Skip to main content

What is Data Engineering? How is it different from Data Science?

· 8 min read
Parham Parvizi

While Data Engineering and Data Science are commonly interchanged terms, there are distinct differences in responsibilities and skills of each group that
distinguishes the two.

In short... Data Engineering is the practice of gathering and preparing data which is used by the data science models and algorithms.

Before data can be used in data science models, it needs to be acquired, cleansed, stored, organized, and finally passed on to the model in a standard format which is acceptable and understood by the model. These are the responsibilities of a Data Engineer.

Data Engineers ensure that:

  • The data is collected from various sources
  • The data is stored, processed, and analyzed by models
  • The data is delivered to the end-users

data engineering tasks

There's an old saying:

You know you've done everything right when no one thinks you've done anything at all!

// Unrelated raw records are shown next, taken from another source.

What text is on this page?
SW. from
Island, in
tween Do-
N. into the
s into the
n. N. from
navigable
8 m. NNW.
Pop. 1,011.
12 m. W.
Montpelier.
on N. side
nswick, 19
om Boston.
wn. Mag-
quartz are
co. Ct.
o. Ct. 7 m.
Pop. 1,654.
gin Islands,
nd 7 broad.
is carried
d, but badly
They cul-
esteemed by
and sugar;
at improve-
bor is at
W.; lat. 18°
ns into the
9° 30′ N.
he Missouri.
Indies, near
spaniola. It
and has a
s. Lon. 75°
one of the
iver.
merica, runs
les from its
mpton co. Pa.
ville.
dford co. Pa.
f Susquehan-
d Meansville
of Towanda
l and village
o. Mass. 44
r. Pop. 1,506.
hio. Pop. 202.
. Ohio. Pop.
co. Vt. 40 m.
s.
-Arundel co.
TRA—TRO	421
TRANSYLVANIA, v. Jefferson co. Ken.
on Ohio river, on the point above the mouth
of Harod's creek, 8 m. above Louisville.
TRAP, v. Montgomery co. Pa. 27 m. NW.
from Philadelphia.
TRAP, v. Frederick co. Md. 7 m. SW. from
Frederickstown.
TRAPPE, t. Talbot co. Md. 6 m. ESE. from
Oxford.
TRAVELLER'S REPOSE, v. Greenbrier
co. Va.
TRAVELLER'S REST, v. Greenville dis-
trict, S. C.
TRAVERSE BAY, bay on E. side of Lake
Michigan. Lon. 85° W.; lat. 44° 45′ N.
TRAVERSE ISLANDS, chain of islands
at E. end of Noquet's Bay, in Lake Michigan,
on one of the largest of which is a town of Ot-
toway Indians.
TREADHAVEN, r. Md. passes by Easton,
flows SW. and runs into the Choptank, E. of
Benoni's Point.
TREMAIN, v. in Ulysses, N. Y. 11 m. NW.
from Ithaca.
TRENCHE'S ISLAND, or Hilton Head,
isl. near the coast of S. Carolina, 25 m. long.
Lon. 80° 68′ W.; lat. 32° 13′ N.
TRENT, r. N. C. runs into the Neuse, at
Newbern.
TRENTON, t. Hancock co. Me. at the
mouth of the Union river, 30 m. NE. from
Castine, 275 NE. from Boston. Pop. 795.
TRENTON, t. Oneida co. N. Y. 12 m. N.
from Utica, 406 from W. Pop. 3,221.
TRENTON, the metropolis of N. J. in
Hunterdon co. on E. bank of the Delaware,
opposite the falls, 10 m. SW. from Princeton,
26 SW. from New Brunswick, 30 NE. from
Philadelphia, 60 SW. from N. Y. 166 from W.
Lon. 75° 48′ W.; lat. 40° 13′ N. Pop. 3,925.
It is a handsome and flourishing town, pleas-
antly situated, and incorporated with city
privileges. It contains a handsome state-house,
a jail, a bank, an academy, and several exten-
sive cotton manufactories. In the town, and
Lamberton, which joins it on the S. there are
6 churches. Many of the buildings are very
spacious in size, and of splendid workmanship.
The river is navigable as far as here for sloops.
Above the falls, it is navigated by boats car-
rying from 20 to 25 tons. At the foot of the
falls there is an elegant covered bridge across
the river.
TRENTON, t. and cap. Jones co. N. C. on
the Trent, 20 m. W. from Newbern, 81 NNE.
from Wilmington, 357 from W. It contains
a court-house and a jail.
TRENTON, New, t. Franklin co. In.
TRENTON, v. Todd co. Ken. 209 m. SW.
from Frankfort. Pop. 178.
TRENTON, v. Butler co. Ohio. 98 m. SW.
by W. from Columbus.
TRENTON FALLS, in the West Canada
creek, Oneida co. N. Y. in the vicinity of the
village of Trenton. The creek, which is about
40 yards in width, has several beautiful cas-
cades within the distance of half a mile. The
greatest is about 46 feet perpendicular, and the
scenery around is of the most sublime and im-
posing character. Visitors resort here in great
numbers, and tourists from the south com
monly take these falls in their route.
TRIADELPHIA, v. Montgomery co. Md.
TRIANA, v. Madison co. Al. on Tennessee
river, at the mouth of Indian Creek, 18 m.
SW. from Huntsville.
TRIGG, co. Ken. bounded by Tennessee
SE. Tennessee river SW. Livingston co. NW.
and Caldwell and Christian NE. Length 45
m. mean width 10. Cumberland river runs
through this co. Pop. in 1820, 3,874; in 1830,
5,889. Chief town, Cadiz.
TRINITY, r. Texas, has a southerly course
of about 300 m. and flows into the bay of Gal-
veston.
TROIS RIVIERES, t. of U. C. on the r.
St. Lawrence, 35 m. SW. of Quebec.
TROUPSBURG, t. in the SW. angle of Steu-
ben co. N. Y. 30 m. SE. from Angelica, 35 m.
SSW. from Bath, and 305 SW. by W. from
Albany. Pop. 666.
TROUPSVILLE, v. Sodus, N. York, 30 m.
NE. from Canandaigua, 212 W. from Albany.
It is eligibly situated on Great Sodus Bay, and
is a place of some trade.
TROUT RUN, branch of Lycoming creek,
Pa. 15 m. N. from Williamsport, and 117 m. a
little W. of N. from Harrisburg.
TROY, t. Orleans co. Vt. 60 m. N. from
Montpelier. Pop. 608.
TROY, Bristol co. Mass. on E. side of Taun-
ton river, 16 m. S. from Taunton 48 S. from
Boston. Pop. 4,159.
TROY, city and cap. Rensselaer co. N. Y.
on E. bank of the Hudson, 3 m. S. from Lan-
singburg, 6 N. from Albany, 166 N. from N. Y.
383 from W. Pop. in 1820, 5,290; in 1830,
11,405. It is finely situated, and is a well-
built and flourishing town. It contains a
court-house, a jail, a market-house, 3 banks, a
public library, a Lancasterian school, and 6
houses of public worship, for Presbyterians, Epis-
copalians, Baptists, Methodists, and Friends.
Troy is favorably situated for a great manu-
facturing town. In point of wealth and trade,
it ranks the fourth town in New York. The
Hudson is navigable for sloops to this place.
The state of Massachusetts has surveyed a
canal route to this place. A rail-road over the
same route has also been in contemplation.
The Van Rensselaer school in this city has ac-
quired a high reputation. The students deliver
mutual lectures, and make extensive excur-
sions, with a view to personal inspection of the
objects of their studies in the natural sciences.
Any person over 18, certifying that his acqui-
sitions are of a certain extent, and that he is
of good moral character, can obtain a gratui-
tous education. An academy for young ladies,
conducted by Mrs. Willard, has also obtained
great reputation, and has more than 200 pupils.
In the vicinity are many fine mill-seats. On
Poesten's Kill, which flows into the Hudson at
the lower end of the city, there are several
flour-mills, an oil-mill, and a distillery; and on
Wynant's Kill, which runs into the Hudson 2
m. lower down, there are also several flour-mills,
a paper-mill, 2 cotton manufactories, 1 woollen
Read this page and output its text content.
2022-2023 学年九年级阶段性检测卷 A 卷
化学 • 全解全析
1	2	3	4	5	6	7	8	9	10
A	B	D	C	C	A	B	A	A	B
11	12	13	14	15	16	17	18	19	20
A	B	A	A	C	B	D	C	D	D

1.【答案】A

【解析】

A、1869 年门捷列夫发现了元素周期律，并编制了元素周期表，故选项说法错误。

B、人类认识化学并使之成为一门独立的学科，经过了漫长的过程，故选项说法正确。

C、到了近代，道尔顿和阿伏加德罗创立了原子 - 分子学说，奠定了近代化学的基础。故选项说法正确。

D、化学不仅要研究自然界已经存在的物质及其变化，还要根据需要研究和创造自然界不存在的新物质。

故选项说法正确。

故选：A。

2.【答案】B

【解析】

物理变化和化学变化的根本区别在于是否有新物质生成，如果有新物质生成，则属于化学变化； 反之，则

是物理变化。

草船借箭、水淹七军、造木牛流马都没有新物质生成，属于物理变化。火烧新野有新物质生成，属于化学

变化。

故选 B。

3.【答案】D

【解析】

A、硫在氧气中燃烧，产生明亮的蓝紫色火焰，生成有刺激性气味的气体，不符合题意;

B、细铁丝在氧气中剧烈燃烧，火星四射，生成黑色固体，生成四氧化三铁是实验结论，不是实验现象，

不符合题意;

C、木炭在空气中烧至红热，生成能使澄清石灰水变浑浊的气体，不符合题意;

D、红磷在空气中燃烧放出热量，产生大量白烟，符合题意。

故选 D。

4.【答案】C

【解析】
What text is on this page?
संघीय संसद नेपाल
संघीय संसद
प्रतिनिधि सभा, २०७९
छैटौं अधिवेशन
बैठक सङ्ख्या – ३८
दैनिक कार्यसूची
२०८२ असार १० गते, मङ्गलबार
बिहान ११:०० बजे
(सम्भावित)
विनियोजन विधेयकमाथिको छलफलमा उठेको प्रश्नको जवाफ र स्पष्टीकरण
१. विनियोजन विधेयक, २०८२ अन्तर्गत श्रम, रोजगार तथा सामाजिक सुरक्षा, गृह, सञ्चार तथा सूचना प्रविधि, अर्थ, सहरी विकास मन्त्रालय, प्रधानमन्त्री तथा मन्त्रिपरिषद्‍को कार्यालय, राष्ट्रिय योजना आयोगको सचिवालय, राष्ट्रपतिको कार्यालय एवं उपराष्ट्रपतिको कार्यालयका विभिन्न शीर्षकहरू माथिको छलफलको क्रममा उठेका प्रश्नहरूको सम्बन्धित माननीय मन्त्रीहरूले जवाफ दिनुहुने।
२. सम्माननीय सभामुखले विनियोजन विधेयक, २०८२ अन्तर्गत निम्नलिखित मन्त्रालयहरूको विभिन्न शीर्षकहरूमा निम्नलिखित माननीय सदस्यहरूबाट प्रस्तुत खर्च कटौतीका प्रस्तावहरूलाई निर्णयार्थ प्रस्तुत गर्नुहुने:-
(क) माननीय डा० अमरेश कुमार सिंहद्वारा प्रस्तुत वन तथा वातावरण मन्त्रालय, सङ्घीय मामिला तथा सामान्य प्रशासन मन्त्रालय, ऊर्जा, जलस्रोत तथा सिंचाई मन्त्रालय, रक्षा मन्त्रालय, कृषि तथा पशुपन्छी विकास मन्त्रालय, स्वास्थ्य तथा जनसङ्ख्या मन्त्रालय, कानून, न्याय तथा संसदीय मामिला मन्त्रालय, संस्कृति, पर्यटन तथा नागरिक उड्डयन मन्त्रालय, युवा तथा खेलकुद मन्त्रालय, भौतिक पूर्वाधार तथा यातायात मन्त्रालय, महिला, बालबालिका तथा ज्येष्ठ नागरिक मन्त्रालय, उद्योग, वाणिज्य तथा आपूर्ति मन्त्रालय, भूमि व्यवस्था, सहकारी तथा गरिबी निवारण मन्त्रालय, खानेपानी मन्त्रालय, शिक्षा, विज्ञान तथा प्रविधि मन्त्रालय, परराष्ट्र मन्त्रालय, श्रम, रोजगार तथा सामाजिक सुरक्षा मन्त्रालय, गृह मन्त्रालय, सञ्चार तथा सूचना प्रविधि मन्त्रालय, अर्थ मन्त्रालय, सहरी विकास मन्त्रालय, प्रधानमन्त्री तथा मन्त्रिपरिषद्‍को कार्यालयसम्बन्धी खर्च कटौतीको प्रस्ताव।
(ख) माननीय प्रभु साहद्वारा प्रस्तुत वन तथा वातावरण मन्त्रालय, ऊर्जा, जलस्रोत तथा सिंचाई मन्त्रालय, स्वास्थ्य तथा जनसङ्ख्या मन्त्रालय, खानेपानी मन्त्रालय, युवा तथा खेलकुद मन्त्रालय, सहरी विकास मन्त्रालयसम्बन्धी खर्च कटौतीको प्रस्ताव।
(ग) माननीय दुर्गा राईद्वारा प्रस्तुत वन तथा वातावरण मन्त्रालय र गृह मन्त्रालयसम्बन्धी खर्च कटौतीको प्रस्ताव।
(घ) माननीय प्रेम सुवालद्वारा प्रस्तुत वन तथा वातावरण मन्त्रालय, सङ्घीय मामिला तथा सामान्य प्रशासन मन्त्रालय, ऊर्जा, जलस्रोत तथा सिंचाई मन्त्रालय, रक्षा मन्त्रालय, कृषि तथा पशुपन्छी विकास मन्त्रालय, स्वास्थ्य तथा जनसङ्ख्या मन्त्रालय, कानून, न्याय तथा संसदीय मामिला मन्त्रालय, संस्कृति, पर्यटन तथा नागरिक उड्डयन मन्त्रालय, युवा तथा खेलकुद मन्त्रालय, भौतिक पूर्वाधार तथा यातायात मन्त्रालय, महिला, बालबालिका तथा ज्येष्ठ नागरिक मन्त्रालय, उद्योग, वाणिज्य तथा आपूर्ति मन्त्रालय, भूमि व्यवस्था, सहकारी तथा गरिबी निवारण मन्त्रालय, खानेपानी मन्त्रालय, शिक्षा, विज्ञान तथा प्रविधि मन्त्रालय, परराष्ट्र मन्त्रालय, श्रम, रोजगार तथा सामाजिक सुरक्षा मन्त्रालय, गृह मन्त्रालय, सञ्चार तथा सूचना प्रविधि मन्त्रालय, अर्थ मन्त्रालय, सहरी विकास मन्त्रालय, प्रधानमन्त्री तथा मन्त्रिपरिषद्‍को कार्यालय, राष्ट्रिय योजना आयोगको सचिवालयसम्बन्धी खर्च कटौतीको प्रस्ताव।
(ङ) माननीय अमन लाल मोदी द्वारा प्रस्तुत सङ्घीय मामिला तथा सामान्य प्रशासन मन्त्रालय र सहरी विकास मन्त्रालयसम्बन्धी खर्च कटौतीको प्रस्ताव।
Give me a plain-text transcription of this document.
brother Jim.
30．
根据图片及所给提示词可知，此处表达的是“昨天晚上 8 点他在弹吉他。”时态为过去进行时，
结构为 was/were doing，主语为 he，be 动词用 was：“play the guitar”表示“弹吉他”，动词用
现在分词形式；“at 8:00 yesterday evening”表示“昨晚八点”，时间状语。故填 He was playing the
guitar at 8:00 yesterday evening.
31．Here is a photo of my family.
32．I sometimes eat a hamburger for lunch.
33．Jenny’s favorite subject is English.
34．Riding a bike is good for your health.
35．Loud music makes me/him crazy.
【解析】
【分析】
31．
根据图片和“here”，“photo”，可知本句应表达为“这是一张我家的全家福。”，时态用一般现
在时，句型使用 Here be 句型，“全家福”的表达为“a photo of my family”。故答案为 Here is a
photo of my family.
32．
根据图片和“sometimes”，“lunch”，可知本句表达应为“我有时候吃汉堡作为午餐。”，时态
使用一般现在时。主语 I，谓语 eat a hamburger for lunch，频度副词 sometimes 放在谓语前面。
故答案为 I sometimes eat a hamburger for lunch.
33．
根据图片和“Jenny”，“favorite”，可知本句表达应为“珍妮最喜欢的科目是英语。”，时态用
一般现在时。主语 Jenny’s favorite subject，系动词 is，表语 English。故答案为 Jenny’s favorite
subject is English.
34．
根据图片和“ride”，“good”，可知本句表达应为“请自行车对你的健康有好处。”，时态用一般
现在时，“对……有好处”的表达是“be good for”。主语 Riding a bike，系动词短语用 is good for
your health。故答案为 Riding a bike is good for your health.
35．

Unfortunately, this holds true for Data Engineers! They are the glue that holds everything together. Data Engineers ensure that data is always collected on-time, processed, and passed to its user, be that the data scientist, business analyst, or end-user's screen. When everything goes smoothly it's often unnoticed, but when things go wrong people notice their stale screens right away. This is why we like to call Data Engineers the Silent or Unsung Heros of data.

A Familiar Example: iOS Memories

To differentiate Data Engineering from Data Science let's take a look at a familiar example...

If you're an iPhone user, you're probably familiar with the iOS feature called Photo Memories.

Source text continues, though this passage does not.